The email was part of the scheme; but, the email was merely incidental to the occurrence of the authorized transfer of money. To interpret the computer-fraud provision as reaching any fraudulent scheme in which an email communication was part of the process would, as stated in Pestmaster II, convert the computer-fraud provision to one for general fraud. See 2016 WL 4056068, at *1. We take judicial notice that, when the policy was issued in 2012, electronic communications were, as they are now, ubiquitous, and even the line between “computer” and “telephone” was already blurred. In short, few—if any—fraudulent schemes would not involve some form of computer-facilitated communication.
This is reflected in the evidence at hand. Arguably, Apache invited the computer-use at issue, through which it now seeks shelter under its policy, even though the computer-use was but one step in Apache's multi-step, but flawed, process that ended in its making required and authorized, very large invoice-payments, but to a fraudulent bank account.

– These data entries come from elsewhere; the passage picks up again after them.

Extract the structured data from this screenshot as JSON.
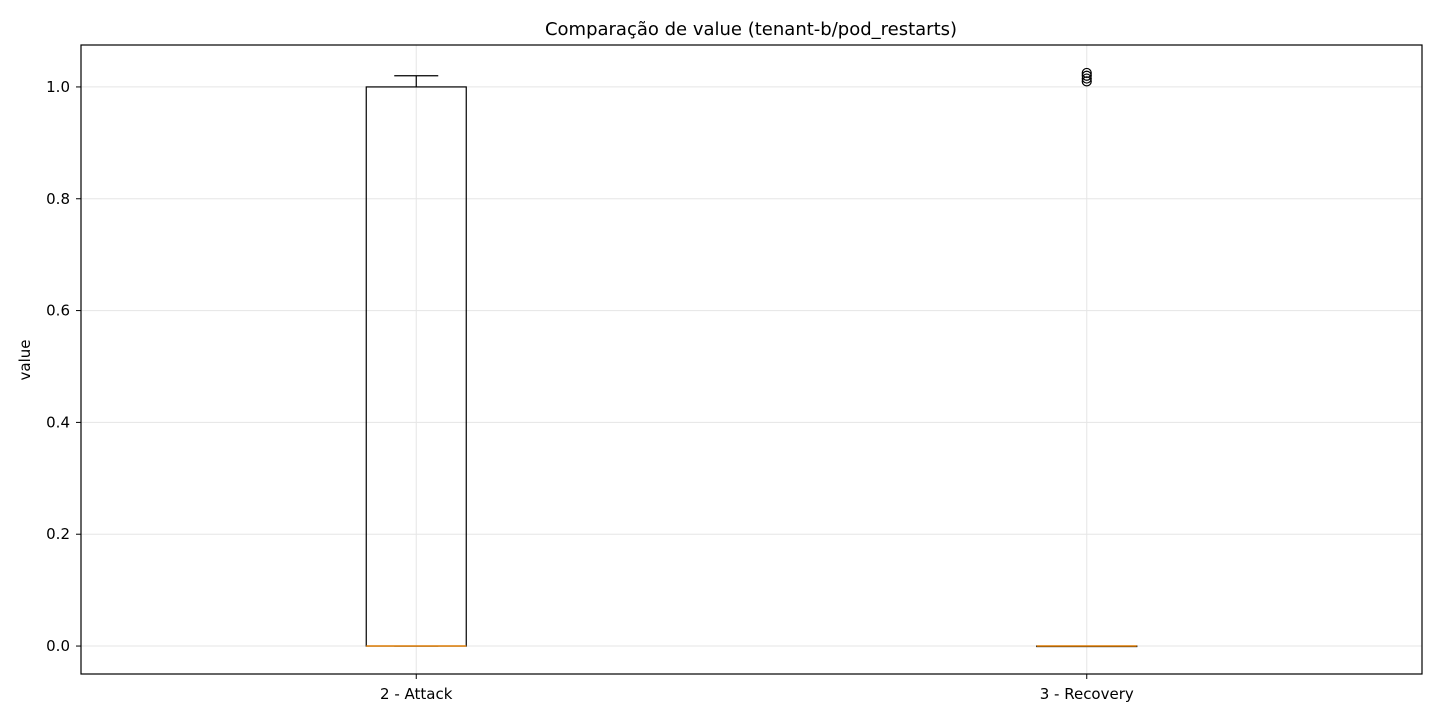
{
  "chart_data": {
    "type": "box",
    "title": "Comparação de value (tenant-b/pod_restarts)",
    "xlabel": "",
    "ylabel": "value",
    "ylim": [
      -0.05,
      1.075
    ],
    "yticks": [
      0.0,
      0.2,
      0.4,
      0.6,
      0.8,
      1.0
    ],
    "ytick_labels": [
      "0.0",
      "0.2",
      "0.4",
      "0.6",
      "0.8",
      "1.0"
    ],
    "categories": [
      "2 - Attack",
      "3 - Recovery"
    ],
    "grid": true,
    "box_color": "#000000",
    "median_color": "#e6850e",
    "grid_color": "#e5e5e5",
    "boxes": [
      {
        "category": "2 - Attack",
        "whisker_low": 0.0,
        "q1": 0.0,
        "median": 0.0,
        "q3": 1.0,
        "whisker_high": 1.02,
        "outliers": []
      },
      {
        "category": "3 - Recovery",
        "whisker_low": 0.0,
        "q1": 0.0,
        "median": 0.0,
        "q3": 0.0,
        "whisker_high": 0.0,
        "outliers": [
          1.01,
          1.015,
          1.02,
          1.025
        ]
      }
    ]
  }
}
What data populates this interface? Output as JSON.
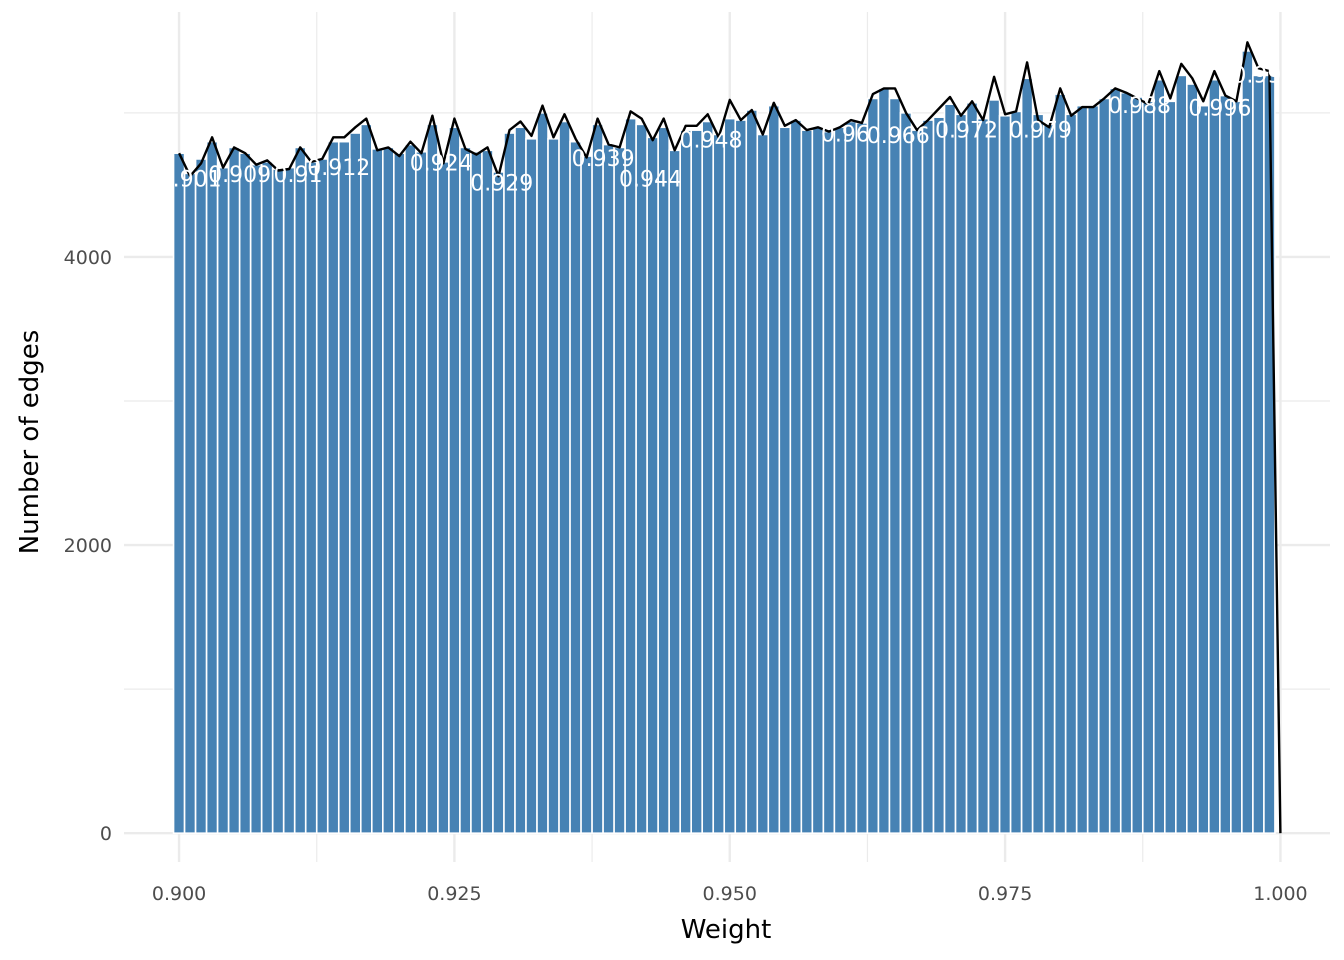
{
  "chart_data": {
    "type": "bar",
    "xlabel": "Weight",
    "ylabel": "Number of edges",
    "xlim": [
      0.895,
      1.0045
    ],
    "ylim": [
      -200,
      5700
    ],
    "x_ticks": [
      "0.900",
      "0.925",
      "0.950",
      "0.975",
      "1.000"
    ],
    "y_ticks": [
      "0",
      "2000",
      "4000"
    ],
    "grid": true,
    "bar_color": "#4682B4",
    "line_color": "#000000",
    "bar_width": 0.001,
    "series": [
      {
        "x": [
          0.9,
          0.901,
          0.902,
          0.903,
          0.904,
          0.905,
          0.906,
          0.907,
          0.908,
          0.909,
          0.91,
          0.911,
          0.912,
          0.913,
          0.914,
          0.915,
          0.916,
          0.917,
          0.918,
          0.919,
          0.92,
          0.921,
          0.922,
          0.923,
          0.924,
          0.925,
          0.926,
          0.927,
          0.928,
          0.929,
          0.93,
          0.931,
          0.932,
          0.933,
          0.934,
          0.935,
          0.936,
          0.937,
          0.938,
          0.939,
          0.94,
          0.941,
          0.942,
          0.943,
          0.944,
          0.945,
          0.946,
          0.947,
          0.948,
          0.949,
          0.95,
          0.951,
          0.952,
          0.953,
          0.954,
          0.955,
          0.956,
          0.957,
          0.958,
          0.959,
          0.96,
          0.961,
          0.962,
          0.963,
          0.964,
          0.965,
          0.966,
          0.967,
          0.968,
          0.969,
          0.97,
          0.971,
          0.972,
          0.973,
          0.974,
          0.975,
          0.976,
          0.977,
          0.978,
          0.979,
          0.98,
          0.981,
          0.982,
          0.983,
          0.984,
          0.985,
          0.986,
          0.987,
          0.988,
          0.989,
          0.99,
          0.991,
          0.992,
          0.993,
          0.994,
          0.995,
          0.996,
          0.997,
          0.998,
          0.999,
          1.0
        ],
        "values": [
          4720,
          4580,
          4680,
          4800,
          4620,
          4760,
          4720,
          4640,
          4660,
          4610,
          4620,
          4760,
          4660,
          4680,
          4800,
          4800,
          4860,
          4920,
          4750,
          4760,
          4720,
          4780,
          4730,
          4920,
          4660,
          4900,
          4760,
          4730,
          4740,
          4590,
          4860,
          4900,
          4820,
          5000,
          4820,
          4940,
          4800,
          4700,
          4920,
          4780,
          4760,
          4960,
          4920,
          4830,
          4900,
          4740,
          4880,
          4880,
          4940,
          4850,
          4960,
          4950,
          5020,
          4850,
          5050,
          4900,
          4950,
          4880,
          4900,
          4870,
          4900,
          4940,
          4930,
          5100,
          5170,
          5100,
          5000,
          4880,
          4950,
          4970,
          5060,
          4990,
          5070,
          4960,
          5090,
          4980,
          5010,
          5240,
          4990,
          4920,
          5130,
          4990,
          5050,
          5050,
          5100,
          5170,
          5140,
          5110,
          5080,
          5230,
          5080,
          5260,
          5200,
          5050,
          5230,
          5120,
          5080,
          5430,
          5260,
          5260,
          0
        ],
        "line_values": [
          4720,
          4560,
          4650,
          4830,
          4620,
          4760,
          4720,
          4640,
          4670,
          4600,
          4610,
          4760,
          4660,
          4680,
          4830,
          4830,
          4900,
          4960,
          4740,
          4760,
          4700,
          4800,
          4720,
          4980,
          4650,
          4960,
          4750,
          4710,
          4760,
          4560,
          4880,
          4940,
          4840,
          5050,
          4830,
          4990,
          4820,
          4690,
          4960,
          4780,
          4760,
          5010,
          4960,
          4810,
          4960,
          4740,
          4910,
          4910,
          4990,
          4830,
          5090,
          4950,
          5020,
          4850,
          5070,
          4910,
          4950,
          4880,
          4900,
          4870,
          4900,
          4950,
          4930,
          5130,
          5170,
          5170,
          5000,
          4880,
          4950,
          5030,
          5110,
          4980,
          5080,
          4950,
          5250,
          4990,
          5010,
          5350,
          4950,
          4900,
          5170,
          4980,
          5040,
          5040,
          5100,
          5170,
          5140,
          5100,
          5060,
          5290,
          5100,
          5340,
          5240,
          5080,
          5290,
          5120,
          5080,
          5490,
          5310,
          5290,
          0
        ]
      }
    ],
    "data_labels": [
      {
        "text": "0.901",
        "x": 0.901,
        "y": 4490
      },
      {
        "text": "0.909",
        "x": 0.9055,
        "y": 4520
      },
      {
        "text": "0.91",
        "x": 0.9108,
        "y": 4520
      },
      {
        "text": "0.912",
        "x": 0.9145,
        "y": 4570
      },
      {
        "text": "0.924",
        "x": 0.9238,
        "y": 4600
      },
      {
        "text": "0.929",
        "x": 0.9293,
        "y": 4460
      },
      {
        "text": "0.939",
        "x": 0.9385,
        "y": 4630
      },
      {
        "text": "0.944",
        "x": 0.9428,
        "y": 4490
      },
      {
        "text": "0.948",
        "x": 0.9483,
        "y": 4760
      },
      {
        "text": "0.96",
        "x": 0.9605,
        "y": 4800
      },
      {
        "text": "0.966",
        "x": 0.9653,
        "y": 4790
      },
      {
        "text": "0.972",
        "x": 0.9715,
        "y": 4830
      },
      {
        "text": "0.979",
        "x": 0.9782,
        "y": 4830
      },
      {
        "text": "0.988",
        "x": 0.9872,
        "y": 5000
      },
      {
        "text": "0.996",
        "x": 0.9945,
        "y": 4980
      },
      {
        "text": "0.999",
        "x": 0.9985,
        "y": 5210
      }
    ]
  }
}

The email was sent only after Apache's advising, in reply to the criminals' change-request telephone call, that the request had to be made on Petrofac letterhead. The criminals complied: by attaching to the email (sent using a slightly different domain name) a letter on altered letterhead; and, as stated in the email, by allegedly mailing that letter to Apache. Accordingly, the computer-use was in response to Apache's refusing, during the telephone call, to, for example, transcribe the change-request, which it could have then investigated with its records.
No doubt, the better, safer procedure was to require the change-request to be made on letterhead, especially for future payment of Petrofac's very large invoices. But the request must still be investigated properly to verify it is legitimate. In any event, based on the evidence in the summary-judgment record, Apache followed-up on the request in the email and its attachment. In other words, the authorized transfer was made to the fraudulent account only because, after receiving the email, Apache failed to investigate accurately the new, but fraudulent, information provided to it.
Moreover, viewing the multi-step process in its simplest form, the transfers were made not because of fraudulent information, but because Apache elected to pay legitimate invoices. Regrettably, it sent the payments to the wrong bank account. Restated, the invoices, not the email, were the reason for the funds transfers.
In sum, and applying Texas law in making this Erie guess, both the plain meaning of the policy language, as well as the uniform interpretations across jurisdictions, dictate Apache's loss was not a covered occurrence under the computer-fraud provision. See McGinnes, 477 S.W.3d at 794.
For the foregoing reasons, the judgment is VACATED and judgment is RENDERED for Great American Insurance Company.